Star se encogió de hombros y luego sujetó al gallo que se quería escapar.
– Por nada.
Amparo frunció graciosamente el entrecejo. Le pareció ver una sonrisa contenida en las comisuras de los labios de Star y de pronto, como si uno de aquellos relámpagos vaciara sus sentidos y los llenara luego de un fluido nuevo, miró la pistola niquelada y sintió ganas de matar a aquella muchacha. Pero se limitó a preguntar:
– Parece que quiere usted decirme algo y no se decide. Hable con entera franqueza.
Acertó. Star le dijo:
– Es inútil. Samar no la quiere a usted.
– ¿Qué razones tiene usted para decirlo?
Los ojos de Amparo centelleaban y los de Star estaban serenos y tranquilos como si fueran ojos de vidrio comprados en un bazar. Star insistía:
– Tengo mis razones.
– Pero ¿cuáles son? Supongo… -fue a decir con recelo.
Star la atajó:
– No suponga usted nada. La razón no puede ser más simple. Samar la odia a usted.

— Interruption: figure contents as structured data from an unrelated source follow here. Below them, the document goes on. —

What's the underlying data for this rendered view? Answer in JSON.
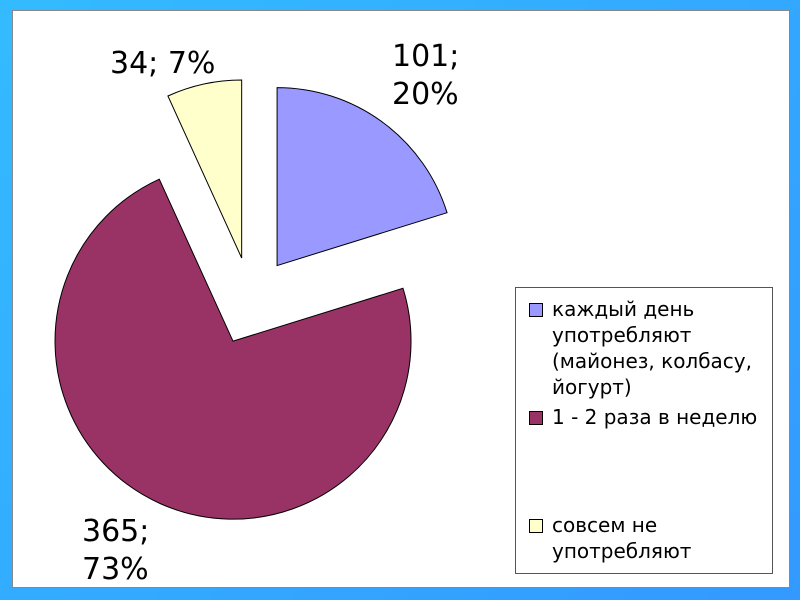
{
  "chart_data": {
    "type": "pie",
    "categories": [
      "каждый день употребляют (майонез, колбасу, йогурт)",
      "1 - 2 раза в неделю",
      "совсем не употребляют"
    ],
    "values": [
      101,
      365,
      34
    ],
    "value_labels": [
      "101; 20%",
      "365; 73%",
      "34; 7%"
    ],
    "colors": [
      "#9999ff",
      "#993366",
      "#ffffcc"
    ],
    "legend": "right"
  }
}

Amparo se clavó las uñas de una mano en el dorso de la otra. Balbuceó, afectando serenidad:
– ¿Se lo ha dicho a usted?
Star calló y Amparo quiso mirar a otro sitio y no supo adonde y quiso hablar y no supo qué decir. Lo malo de aquellas palabras era que Amparo se las había dicho ya a sí misma alguna vez. Ahora, con el silencio de Star, se encontraba las dulces dudas cerradas y resueltas. Star insistió:
– La odia a usted y usted no se lo explica porque el único daño que le ha hecho es quererlo. También yo, que no he recibido de ustedes más que ropa y comida para los compañeros, los odio a ustedes.
Amparo no la escuchaba y Star añadió:
– Sin embargo, puede usted hacerlo feliz todavía.

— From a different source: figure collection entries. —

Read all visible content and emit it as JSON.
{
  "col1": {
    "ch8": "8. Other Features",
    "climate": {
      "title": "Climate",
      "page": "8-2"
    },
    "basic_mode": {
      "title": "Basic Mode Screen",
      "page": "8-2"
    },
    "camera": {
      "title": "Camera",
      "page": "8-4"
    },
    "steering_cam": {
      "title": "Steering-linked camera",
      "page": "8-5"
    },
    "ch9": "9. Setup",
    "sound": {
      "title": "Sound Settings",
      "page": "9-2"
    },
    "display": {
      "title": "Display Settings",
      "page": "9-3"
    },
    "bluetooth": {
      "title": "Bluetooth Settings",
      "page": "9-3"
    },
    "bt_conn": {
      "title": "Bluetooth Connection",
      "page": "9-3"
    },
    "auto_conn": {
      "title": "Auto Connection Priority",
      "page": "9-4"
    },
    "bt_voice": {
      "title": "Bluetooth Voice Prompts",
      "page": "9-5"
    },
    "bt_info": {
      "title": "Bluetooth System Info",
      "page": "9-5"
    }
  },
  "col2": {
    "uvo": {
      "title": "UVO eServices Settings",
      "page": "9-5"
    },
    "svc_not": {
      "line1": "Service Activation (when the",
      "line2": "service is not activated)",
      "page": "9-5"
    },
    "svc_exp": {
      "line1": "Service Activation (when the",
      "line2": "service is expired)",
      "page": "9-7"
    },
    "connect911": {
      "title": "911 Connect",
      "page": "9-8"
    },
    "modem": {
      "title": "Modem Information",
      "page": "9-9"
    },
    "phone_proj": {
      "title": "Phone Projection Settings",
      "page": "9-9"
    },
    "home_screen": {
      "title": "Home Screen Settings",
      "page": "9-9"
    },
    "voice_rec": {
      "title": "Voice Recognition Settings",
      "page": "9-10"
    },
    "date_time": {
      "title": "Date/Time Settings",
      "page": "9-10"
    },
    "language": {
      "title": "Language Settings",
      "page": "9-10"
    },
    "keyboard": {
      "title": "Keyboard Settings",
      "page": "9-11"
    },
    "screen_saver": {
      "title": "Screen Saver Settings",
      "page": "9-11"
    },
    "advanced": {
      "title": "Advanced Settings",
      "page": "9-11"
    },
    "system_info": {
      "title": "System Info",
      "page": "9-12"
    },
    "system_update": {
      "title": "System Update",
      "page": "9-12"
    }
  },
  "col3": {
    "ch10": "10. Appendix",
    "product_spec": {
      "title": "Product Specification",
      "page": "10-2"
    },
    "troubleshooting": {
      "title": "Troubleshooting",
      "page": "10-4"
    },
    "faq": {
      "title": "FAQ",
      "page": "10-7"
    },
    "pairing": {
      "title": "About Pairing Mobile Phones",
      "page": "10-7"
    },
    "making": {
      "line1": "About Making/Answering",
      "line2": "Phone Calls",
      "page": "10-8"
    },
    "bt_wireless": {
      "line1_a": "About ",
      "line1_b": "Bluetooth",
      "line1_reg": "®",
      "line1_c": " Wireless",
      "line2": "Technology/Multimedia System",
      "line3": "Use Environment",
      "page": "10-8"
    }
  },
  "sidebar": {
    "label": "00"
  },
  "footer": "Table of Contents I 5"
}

Amparo no se atrevió a preguntar cómo, porque temía la respuesta. Sin habérselo preguntado, Star respondió con la mirada. Es decir mirando la pistolita niquelada.

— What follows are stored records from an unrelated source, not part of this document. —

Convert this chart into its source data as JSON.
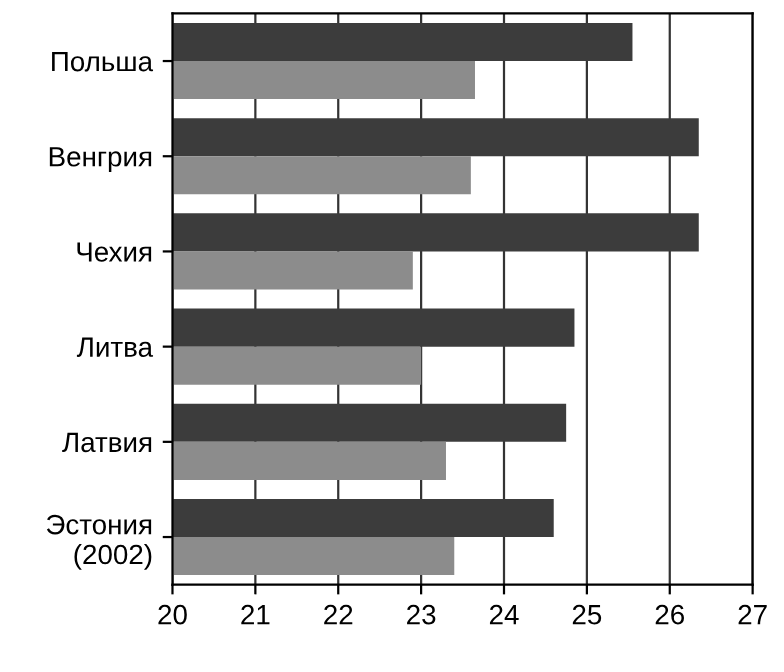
{
  "chart_data": {
    "type": "bar",
    "orientation": "horizontal",
    "categories": [
      "Польша",
      "Венгрия",
      "Чехия",
      "Литва",
      "Латвия",
      "Эстония\n(2002)"
    ],
    "series": [
      {
        "color": "#3c3c3c",
        "values": [
          25.55,
          26.35,
          26.35,
          24.85,
          24.75,
          24.6
        ]
      },
      {
        "color": "#8c8c8c",
        "values": [
          23.65,
          23.6,
          22.9,
          23.0,
          23.3,
          23.4
        ]
      }
    ],
    "xlim": [
      20,
      27
    ],
    "xticks": [
      20,
      21,
      22,
      23,
      24,
      25,
      26,
      27
    ],
    "grid": "x",
    "legend": false
  }
}
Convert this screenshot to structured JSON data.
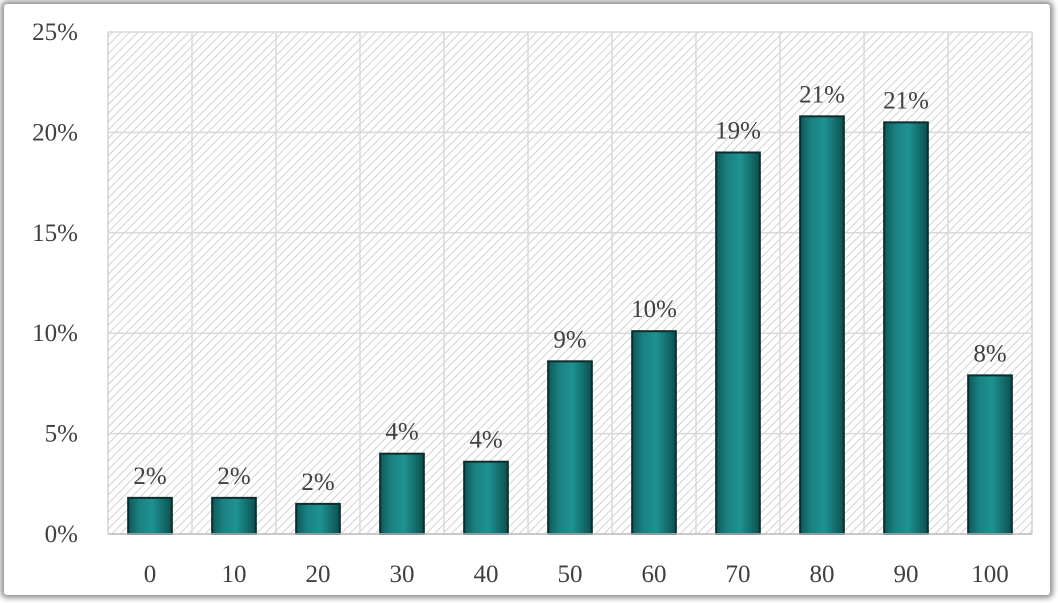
{
  "chart_data": {
    "type": "bar",
    "categories": [
      "0",
      "10",
      "20",
      "30",
      "40",
      "50",
      "60",
      "70",
      "80",
      "90",
      "100"
    ],
    "values": [
      1.8,
      1.8,
      1.5,
      4.0,
      3.6,
      8.6,
      10.1,
      19.0,
      20.8,
      20.5,
      7.9
    ],
    "data_labels": [
      "2%",
      "2%",
      "2%",
      "4%",
      "4%",
      "9%",
      "10%",
      "19%",
      "21%",
      "21%",
      "8%"
    ],
    "y_ticks": [
      "0%",
      "5%",
      "10%",
      "15%",
      "20%",
      "25%"
    ],
    "ylim": [
      0,
      25
    ],
    "y_unit": "%",
    "grid": true,
    "bar_color": "#1b8585",
    "legend": "none"
  }
}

Había en las miradas de aquella muchacha a quien daba Amparo los pantalones viejos y los zapatos inservibles una armonía y una firmeza impertinentes y despegadas. En cuanto a Star seguía allí porque de pronto había olvidado las palabras que se deben decir para marcharse. Amparo la miraba y le bastaba ver sus ojos para confirmar la lejanía inaccesible de Lucas. Eran ojos herméticos, donde la luz no entraba. Era rechazada por otra luz interior más fuerte que daba un brillo extraordinario a las pupilas, y a la córnea un azul como el de las ropas puestas a secar. Le asaltó una sospecha a Amparo:
– ¿Quizá usted quiere a Lucas?
Le parecía natural, que lo quisiera. Star afirmó con la cabeza.
– ¿Usted ha de verlo a Lucas?
Afirmó Star. Antes de media hora lo habría encontrado.
– Vive usted por aquí cerca, ¿no es eso?
– Sí.
– ¿Con sus padres?
– Con mi abuela. A mi padre lo mataron en la calle el domingo pasado.
Amparo se sobresaltó, pero vio a Star tan tranquila y serena que lo olvidó pronto. Se levantó y todavía le preguntó:
– ¿Quiere usted, como otras veces, ropa vieja para los pobres?
– No son pobres -rectificó Star sin ofensa-. Bueno, lo son y no lo son.
Amparo abrió de par en par el balcón, en el momento en que un relámpago rubricaba las nubes. Se quedó extasiada, mirando el aire apelmazado y se hizo una pregunta:
– ¿Cómo será la tarde hoy?
En sus presentimientos sobre el porvenir inmediato, no había personas. Sólo masas de luz y de sonido. Ni su padre ni las muchachas, Repitió en voz alta:
– ¿Cómo será la tarde de hoy?
– Como todas -respondió Star.
– No, eso no. Como ninguna otra tarde.
Star, asombrada, se fue porque comenzaba a llover. Amparo salió de su cuarto sin querer ve; la pistola de Star que había quedado olvidada sobre el tocador. Su padre tardaría aún una hora en levantarse. Le sacó de un armario ropa interior, vio si en la cocina había fuego suficiente para que se calentara el agua del termosifón y pidió que le prepararan la plancha eléctrica. Fue y vino por los pasillos con unos recortes de periódico. La cocinera se asomó a preguntarle algo y no recordaba sino que le dijo a todo que sí. Después pensó que había dispuesto el almuerzo sin enterarse.
Iba y venía con paso seguro. Vio que nada faltaba para cuando su padre quisiera levantarse. Llenó el frasco de agua de Colonia del baño sacándola de un botellón y usando un pequeño embudo de cristal que por cierto tenía polvo. Volvió a su cuarto. No sabía por qué las cosas la recibían negando. Todo parecía decir que no. A lo lejos, el viento huracanado de las tormentas sacudía a derecha e izquierda los árboles. Hacia la Moncloa se oyeron unos disparos y cada uno iba seguido inmediatamente de un eco.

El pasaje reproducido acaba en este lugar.